Compassion without Compromise

https://www.amazon.com/gp/customer-reviews/R1ISAT7AOJTOA5/ref=cm_cr_arp_d_rvw_ttl?ie=UTF8&ASIN=0764212400

“Compassion without Compromise” (Bethany House, 2014) co-authored by Reformed Church in America (RCA) pastors, Adam Barr and Ron Citlau, is subtitled “How the Gospel Frees Us to Love Our Gay Friends Without Losing the Truth.”

I read books written from this point of view regularly. As is with other authors in the same genre, the authors of this book assume the foundational basis on which they’ve constructed the whole of their guidance and beliefs to be correct, biblical truths. The aim of the book is to be a “compassionate, uncompromising witness in a culture that celebrates what the Bible censors.”

Throughout the book, the authors attempt to present objections to their “biblical truth,” or traditional view by contrasting it with a point of view called “revisionist.” To them, I would be considered one such revisionist. Contrary to the view that “many revisionist interpreters have a personal stake in this issue,” I am straight, a mother of two adult heterosexual children, and have been an evangelical Christian for thirty-five years.

How can Christians wisely discern which of the opposing points of view, the traditional or revisionist, might more closely aligned with the Gospel?

Before going further, I want to address the terms traditional and revisionist.

The traditional view holds that homosexuality, or having a homosexual orientation and “acting on it,” or being involved in a same-sex romantic (sexual) relationship or marriage is sinful.

The revisionist view also believes the same-sex behavior depicted in the Bible is indeed sinful.
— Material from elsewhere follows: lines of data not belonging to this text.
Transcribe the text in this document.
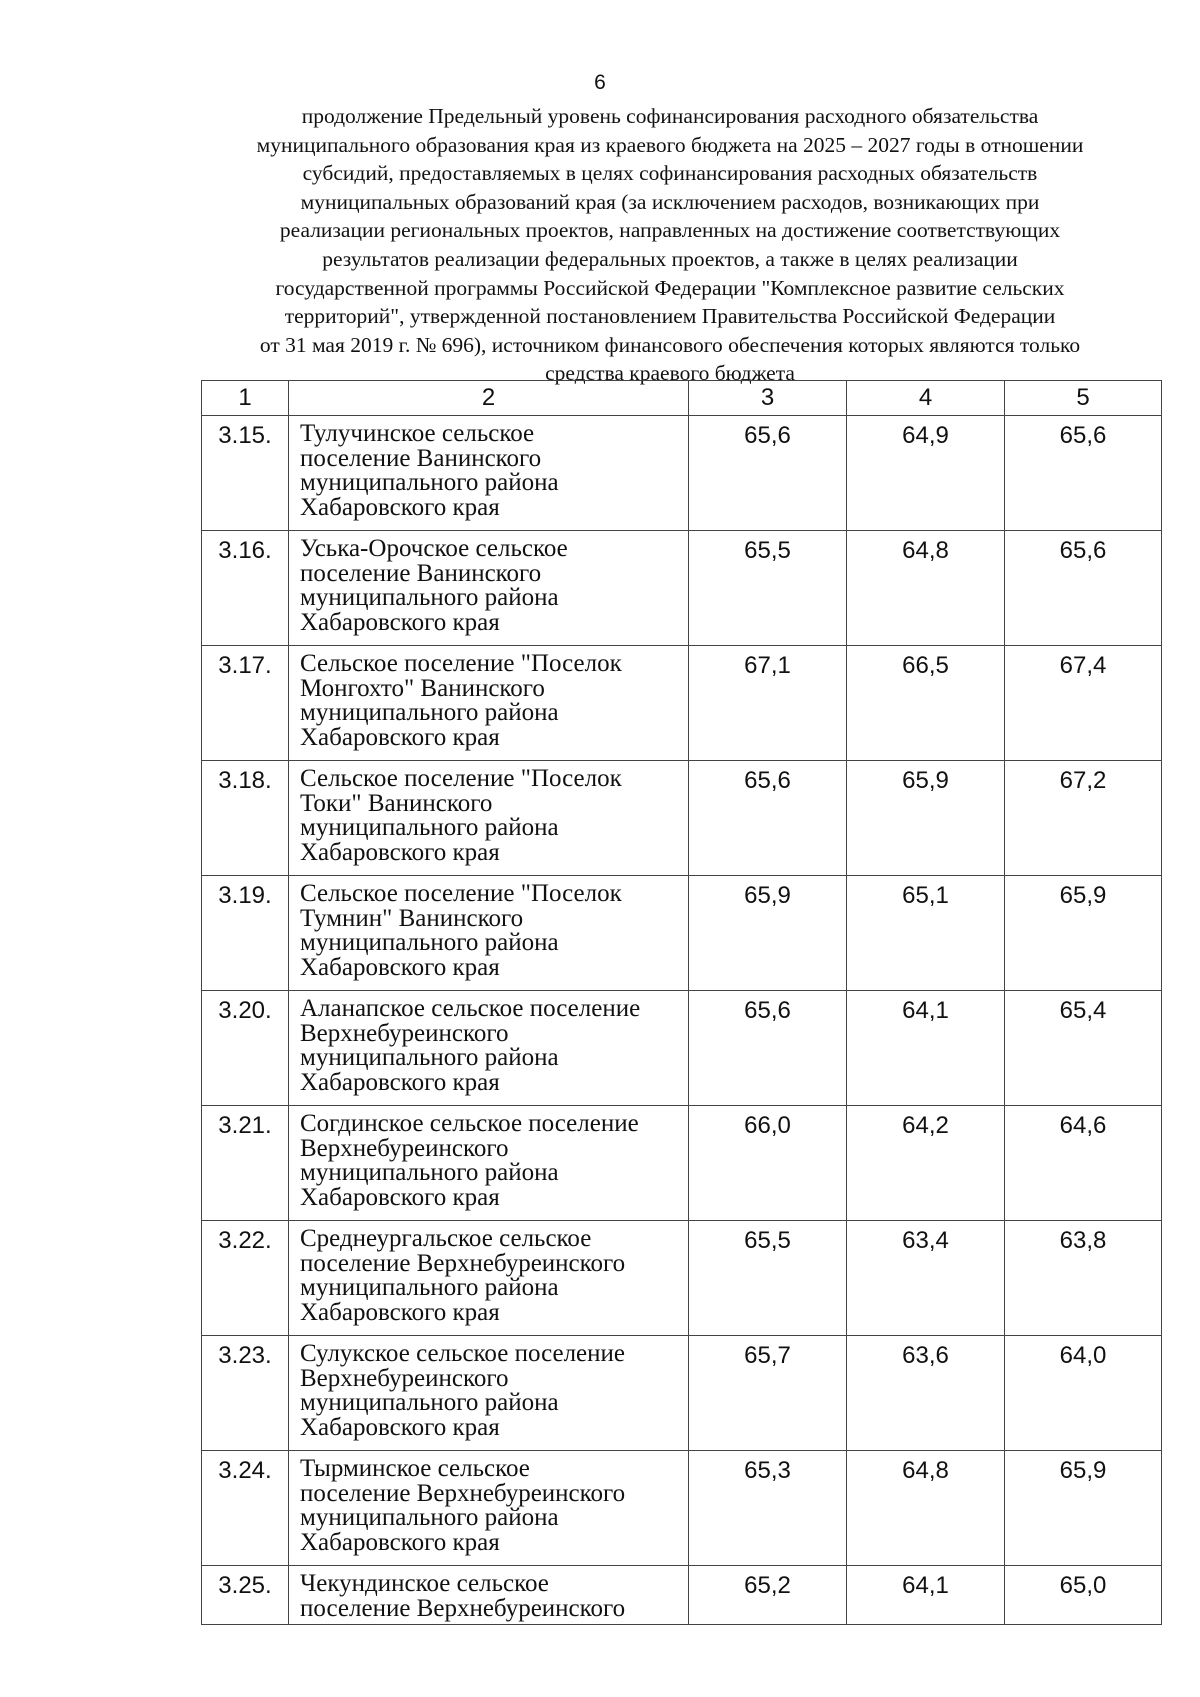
6
продолжение Предельный уровень софинансирования расходного обязательства
муниципального образования края из краевого бюджета на 2025 – 2027 годы в отношении
субсидий, предоставляемых в целях софинансирования расходных обязательств
муниципальных образований края (за исключением расходов, возникающих при
реализации региональных проектов, направленных на достижение соответствующих
результатов реализации федеральных проектов, а также в целях реализации
государственной программы Российской Федерации "Комплексное развитие сельских
территорий", утвержденной постановлением Правительства Российской Федерации
от 31 мая 2019 г. № 696), источником финансового обеспечения которых являются только
средства краевого бюджета
1	2	3	4	5
3.15.	Тулучинское сельское
поселение Ванинского
муниципального района
Хабаровского края	65,6	64,9	65,6
3.16.	Уська-Орочское сельское
поселение Ванинского
муниципального района
Хабаровского края	65,5	64,8	65,6
3.17.	Сельское поселение "Поселок
Монгохто" Ванинского
муниципального района
Хабаровского края	67,1	66,5	67,4
3.18.	Сельское поселение "Поселок
Токи" Ванинского
муниципального района
Хабаровского края	65,6	65,9	67,2
3.19.	Сельское поселение "Поселок
Тумнин" Ванинского
муниципального района
Хабаровского края	65,9	65,1	65,9
3.20.	Аланапское сельское поселение
Верхнебуреинского
муниципального района
Хабаровского края	65,6	64,1	65,4
3.21.	Согдинское сельское поселение
Верхнебуреинского
муниципального района
Хабаровского края	66,0	64,2	64,6
3.22.	Среднеургальское сельское
поселение Верхнебуреинского
муниципального района
Хабаровского края	65,5	63,4	63,8
3.23.	Сулукское сельское поселение
Верхнебуреинского
муниципального района
Хабаровского края	65,7	63,6	64,0
3.24.	Тырминское сельское
поселение Верхнебуреинского
муниципального района
Хабаровского края	65,3	64,8	65,9
3.25.	Чекундинское сельское
поселение Верхнебуреинского	65,2	64,1	65,0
Surprising, right? The foundational difference, however, is that a revisionist, or affirming view, recognizes that the same-sex behavior written about in ancient cultures take place in incidences of rape, violence, sexual abuse and use by men with boys or slaves, and excessive out of control sexual lust.

Ancient cultures had very strict boundaries for the social and sexual roles of men and women. Men were superior and women inferior; this system is patriarchy. The Bible is written in the context of strict patriarchy and has been historically interpreted through that same lens.

While we see examples of mutually loving heterosexual sex in the Bible, we would never expect to see similar examples of mutually loving homosexual couples in the Bible. Again, same-sex acts in patriarchal cultures were abusive and lustful, so we would never expect to see such relationship in a positive light.

The expression and intent of same-sex behavior in ancient cultures is completely dissimilar to what has emerged over the last half century — the medical, psychological, legal and social understanding that there are those who experience a romantic, emotional and sexual attraction for those of the same sex. It has only been over the last half century that those with a homosexual orientation have been able to pursue what is natural to them. When the wrongful designation of “mental illness” was lifted from homosexuality in the 1970s, the “traditional view” was created.

One could certainly argue that the “revisionist” view is the more accurate interpretation of the Bible, and the “traditional” view is actually the revision. Hear me out.

Continuing on with foundational differences between the traditional and revisionist views, revisionists side with modern expert understanding of the spectrum of human sexuality that naturally exists from homosexuality to heterosexuality, a position on which every major professional mental health care organization in the U.S. agrees.

It is also agreed by these professional organizations that people cannot change their natural orientation, and attempting to do so is mentally and emotionally dangerous, and is frequently associated with physical negative consequences.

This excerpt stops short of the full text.